The reformists, represented by AI pioneer Fei-Fei Li, believe that large language models are not omnipotent; they are just one component of AI systems. To achieve true artificial intelligence, different types of tasks need to be assigned to different types of models.
Fei-Fei Li has bluntly stated that AGI (Artificial General Intelligence) is a marketing term, not a scientific term. What is truly lacking nowadays is not “general intelligence” but “spatial intelligence,” that is, the ability to understand and manipulate the three-dimensional physical world.

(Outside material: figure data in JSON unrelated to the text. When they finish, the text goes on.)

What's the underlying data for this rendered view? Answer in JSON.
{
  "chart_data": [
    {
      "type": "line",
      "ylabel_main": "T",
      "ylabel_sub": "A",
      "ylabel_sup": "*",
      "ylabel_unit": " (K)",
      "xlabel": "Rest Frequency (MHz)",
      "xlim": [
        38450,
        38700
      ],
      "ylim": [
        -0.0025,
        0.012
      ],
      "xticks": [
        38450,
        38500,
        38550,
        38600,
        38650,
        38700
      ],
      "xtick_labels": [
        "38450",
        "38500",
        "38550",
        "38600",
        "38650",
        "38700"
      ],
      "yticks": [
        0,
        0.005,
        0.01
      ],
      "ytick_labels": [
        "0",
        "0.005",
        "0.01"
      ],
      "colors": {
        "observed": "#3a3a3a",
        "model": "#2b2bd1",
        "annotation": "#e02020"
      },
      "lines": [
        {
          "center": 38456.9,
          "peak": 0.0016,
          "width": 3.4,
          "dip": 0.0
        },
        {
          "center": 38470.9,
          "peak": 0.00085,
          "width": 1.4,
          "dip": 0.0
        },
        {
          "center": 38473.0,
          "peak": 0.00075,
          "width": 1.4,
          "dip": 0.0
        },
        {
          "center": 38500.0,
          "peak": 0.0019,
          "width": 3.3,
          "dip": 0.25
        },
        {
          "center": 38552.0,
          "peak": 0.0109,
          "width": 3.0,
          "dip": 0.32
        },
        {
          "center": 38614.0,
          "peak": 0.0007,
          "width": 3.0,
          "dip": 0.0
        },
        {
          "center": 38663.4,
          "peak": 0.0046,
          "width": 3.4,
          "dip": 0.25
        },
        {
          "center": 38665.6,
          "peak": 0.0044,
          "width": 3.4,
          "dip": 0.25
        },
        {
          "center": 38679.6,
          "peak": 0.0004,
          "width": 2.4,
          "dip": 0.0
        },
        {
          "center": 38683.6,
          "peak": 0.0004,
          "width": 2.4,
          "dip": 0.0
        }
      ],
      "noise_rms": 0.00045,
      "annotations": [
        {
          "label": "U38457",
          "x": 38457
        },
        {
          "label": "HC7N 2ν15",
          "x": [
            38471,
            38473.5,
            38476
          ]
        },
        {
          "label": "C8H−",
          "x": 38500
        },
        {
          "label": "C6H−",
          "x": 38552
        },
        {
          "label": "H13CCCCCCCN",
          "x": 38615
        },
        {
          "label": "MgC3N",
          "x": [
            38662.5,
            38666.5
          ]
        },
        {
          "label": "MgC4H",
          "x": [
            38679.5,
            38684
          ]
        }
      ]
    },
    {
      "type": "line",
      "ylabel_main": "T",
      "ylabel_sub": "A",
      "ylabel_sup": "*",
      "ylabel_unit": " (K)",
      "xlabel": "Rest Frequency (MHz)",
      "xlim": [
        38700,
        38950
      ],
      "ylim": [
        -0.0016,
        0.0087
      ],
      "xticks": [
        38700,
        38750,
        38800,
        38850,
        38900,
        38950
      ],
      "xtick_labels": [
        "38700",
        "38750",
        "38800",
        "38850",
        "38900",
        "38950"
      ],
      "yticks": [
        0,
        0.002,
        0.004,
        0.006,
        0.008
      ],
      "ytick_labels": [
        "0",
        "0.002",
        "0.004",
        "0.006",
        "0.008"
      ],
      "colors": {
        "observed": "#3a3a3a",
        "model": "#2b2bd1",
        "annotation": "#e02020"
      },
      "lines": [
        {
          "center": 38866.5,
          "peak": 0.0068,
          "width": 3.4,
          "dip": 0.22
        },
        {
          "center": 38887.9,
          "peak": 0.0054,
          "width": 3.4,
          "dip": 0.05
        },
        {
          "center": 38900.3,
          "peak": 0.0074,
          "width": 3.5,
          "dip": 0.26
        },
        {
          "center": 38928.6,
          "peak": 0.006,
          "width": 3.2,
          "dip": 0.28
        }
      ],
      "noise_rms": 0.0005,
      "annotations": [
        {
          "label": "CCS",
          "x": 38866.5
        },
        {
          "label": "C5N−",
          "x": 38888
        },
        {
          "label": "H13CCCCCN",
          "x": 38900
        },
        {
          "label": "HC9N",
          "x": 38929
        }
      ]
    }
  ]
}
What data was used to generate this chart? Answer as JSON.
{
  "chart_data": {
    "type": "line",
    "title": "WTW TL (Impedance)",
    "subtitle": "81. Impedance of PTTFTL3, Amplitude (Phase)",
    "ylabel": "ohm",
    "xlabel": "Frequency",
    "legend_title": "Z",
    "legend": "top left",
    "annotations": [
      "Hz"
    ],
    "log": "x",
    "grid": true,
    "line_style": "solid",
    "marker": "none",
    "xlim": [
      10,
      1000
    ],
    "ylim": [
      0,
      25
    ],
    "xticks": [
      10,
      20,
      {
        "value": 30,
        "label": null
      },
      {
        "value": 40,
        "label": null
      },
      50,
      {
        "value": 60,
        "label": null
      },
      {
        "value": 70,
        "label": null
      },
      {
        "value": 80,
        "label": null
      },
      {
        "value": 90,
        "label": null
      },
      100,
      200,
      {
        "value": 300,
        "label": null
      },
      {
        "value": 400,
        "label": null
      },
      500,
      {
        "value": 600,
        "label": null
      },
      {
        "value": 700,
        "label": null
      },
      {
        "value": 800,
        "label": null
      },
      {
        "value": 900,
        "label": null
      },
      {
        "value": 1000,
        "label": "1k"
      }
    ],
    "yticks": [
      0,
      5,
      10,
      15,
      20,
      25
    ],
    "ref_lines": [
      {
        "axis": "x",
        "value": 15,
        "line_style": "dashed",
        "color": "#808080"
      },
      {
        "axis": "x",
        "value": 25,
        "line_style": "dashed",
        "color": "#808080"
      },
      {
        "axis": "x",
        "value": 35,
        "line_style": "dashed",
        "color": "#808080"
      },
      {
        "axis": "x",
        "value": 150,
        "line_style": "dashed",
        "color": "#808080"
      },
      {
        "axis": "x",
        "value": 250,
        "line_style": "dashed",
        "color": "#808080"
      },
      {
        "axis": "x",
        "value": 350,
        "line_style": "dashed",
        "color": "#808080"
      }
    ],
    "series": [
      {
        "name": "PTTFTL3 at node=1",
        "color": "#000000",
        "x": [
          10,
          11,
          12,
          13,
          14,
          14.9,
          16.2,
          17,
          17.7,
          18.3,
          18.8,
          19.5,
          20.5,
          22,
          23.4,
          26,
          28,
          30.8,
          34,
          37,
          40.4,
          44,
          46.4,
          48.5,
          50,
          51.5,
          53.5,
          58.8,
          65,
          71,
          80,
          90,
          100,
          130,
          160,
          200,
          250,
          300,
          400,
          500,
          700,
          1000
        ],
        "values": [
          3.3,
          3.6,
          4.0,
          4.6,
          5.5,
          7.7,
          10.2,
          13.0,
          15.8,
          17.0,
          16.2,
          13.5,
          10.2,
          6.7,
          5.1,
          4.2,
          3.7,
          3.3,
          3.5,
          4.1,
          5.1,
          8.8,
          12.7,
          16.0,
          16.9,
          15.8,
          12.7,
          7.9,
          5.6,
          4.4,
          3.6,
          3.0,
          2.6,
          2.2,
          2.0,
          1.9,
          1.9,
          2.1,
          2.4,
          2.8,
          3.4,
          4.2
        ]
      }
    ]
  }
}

She believes that future AI systems may be “world models.” Their core ability is to understand three-dimensional space, physical laws, and causal relationships. They do not understand the world by learning text but by observing videos, images, and sensor data to build a cognition of the physical world.
World models use strict logical rules and mathematical proof techniques instead of relying on statistical patterns like current large language models.
Google DeepMind’s AlphaGeometry is an example in this direction. It can solve Olympic-level geometry problems, not relying on language models but on a combination of symbolic reasoning systems and neural networks.
Turing Award winner and former Meta Chief AI Scientist Yann LeCun is even more direct in his criticism of the language model path. He describes it as “feeding larger chips to a parrot.”
In his view, language models are only learning statistical patterns and doing pattern matching; they do not truly understand the world. To achieve true intelligence, AI must build a model of the physical world and understand basic concepts such as objects, space, time, and causality.
In this scenario, large language models will serve as “translators.” When a user makes a request in natural language, the large language model is responsible for understanding the request, translating it into instructions that machines can process, and assigning them to appropriate subsystems like world models for execution.
When the task is completed, the large language model then translates the results into natural and fluent human language and outputs them to the user.
OpenAI and Anthropic, on the other hand, are the conservatives.
Altman believes that as long as language models are further enlarged and more data and computing power are invested, intelligence will “emerge automatically.”
He believes that when the model size reaches a certain critical point, there will be a sudden qualitative leap, and the model will acquire true understanding and reasoning abilities. This viewpoint is known as the “scaling hypothesis” in the industry.
OpenAI co-founder and Chief Scientist Ilya Sutskever believes that compression is understanding.
He admits, “If you can compress all the data in the world without loss into the neural network of a large language model, then this model has built a true model of the world internally.”
Anthropic co-founder Jared Kaplan believes that language models themselves may not be intelligence, but they can serve as the foundation for intelligence. He thinks that by improving training methods, enhancing safety alignment, and combining with other technologies, the language model path still has the potential to achieve AGI.
MIT cognitive scientist Evelina Fedorenko and several scholars from MIT and Berkeley published an article in the journal Nature. They pointed out that language is not thought; human thought is independent of language. Babies have an understanding of the physical world and cognition of causality before they learn to speak. Blind and deaf people’s thinking abilities are not affected despite the lack of certain sensory channels.
Since language is mainly a communication tool rather than a thinking tool, language models cannot be true artificial intelligence.